Encouraging both potential patients and interested parties to attend, the medical staff will present a wide selection of prescribed treatment programs both out-patient and full care. Civic leaders, expected to be in attendance, hope the opening will encourage further growth in compliance with the intricate masterplan for the grandjunctification of the Uncompahgre Valley.

The facility, officially named St. Roscoe’s Bingo Rehabilitation Hub, after the patron saint of bingo and RVs, has been bankrolled with cash confiscated from illegal lottery operations/surplus DUI funds, and thanks to a grant from the Native American Consortium of Gambling Casinos and Golf Courses in Colorado and New Mexico. In addition, addicts on scholarship will sell bingo cards door-to-door here in order to raise additional operating capital for field trips and the like.

Its 40-bed recovery area features a veteran staff made up of medical personnel, sociologists, missionaries, psychologist, many recovering bingo addicts themselves.
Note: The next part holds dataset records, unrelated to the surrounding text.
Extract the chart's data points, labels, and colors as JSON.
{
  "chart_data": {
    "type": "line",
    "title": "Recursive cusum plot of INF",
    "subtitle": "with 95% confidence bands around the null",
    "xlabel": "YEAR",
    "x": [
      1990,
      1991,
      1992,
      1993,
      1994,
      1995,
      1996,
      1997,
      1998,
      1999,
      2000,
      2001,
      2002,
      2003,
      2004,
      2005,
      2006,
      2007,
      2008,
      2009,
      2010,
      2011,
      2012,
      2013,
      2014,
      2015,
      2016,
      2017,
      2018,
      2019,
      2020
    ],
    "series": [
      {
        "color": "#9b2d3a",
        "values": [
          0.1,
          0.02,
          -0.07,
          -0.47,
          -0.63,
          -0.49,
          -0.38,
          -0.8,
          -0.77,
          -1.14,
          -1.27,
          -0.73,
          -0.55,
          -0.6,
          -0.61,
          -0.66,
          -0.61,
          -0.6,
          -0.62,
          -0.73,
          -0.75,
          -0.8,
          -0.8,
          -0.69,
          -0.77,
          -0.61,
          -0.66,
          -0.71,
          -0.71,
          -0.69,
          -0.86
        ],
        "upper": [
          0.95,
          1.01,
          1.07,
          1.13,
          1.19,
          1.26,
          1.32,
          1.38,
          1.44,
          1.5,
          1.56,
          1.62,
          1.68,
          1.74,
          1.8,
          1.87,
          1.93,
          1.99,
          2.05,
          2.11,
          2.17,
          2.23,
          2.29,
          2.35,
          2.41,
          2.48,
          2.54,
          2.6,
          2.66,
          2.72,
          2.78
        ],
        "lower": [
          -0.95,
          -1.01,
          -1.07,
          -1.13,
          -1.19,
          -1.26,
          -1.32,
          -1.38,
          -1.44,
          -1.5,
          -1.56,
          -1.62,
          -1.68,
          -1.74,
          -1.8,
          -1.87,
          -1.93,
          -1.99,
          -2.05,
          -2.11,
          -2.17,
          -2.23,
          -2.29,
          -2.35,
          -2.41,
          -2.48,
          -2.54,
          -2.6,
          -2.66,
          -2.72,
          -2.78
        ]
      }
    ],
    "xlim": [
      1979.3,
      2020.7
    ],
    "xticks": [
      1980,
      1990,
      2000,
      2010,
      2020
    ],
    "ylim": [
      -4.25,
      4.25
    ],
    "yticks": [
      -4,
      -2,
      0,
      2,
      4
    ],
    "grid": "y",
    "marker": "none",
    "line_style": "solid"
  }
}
Shock treatment will take place solely at night and always under the strict supervision of authorized bingo callers. A full time alchemist is slated to be on duty 24 hours per day. Physical therapy, hypnotism and those magic crystals are to be prescribed only in the most chronic cases. 

The help center, in compliance with city ordinances, is non-smoking but a system of sealed off lounges offering bad coffee, grocery check-out periodicals, card tables and ash trays will grace both the B-29 and R-16 suites, where smoking is permitted.

“We want to thank the entire community for supporting this progressive approach to ending bingo guilt and perversion,” said Dr. Simon Lackluster, head cardiologist at the clinic. After all, bingo abuse should not be classified as a mental illness. Think of all the money we could save if we stopped punishing addicts as criminals.”

Lackluster says the goal of the center is to provide the community with healthy, motivated bingo players upon release.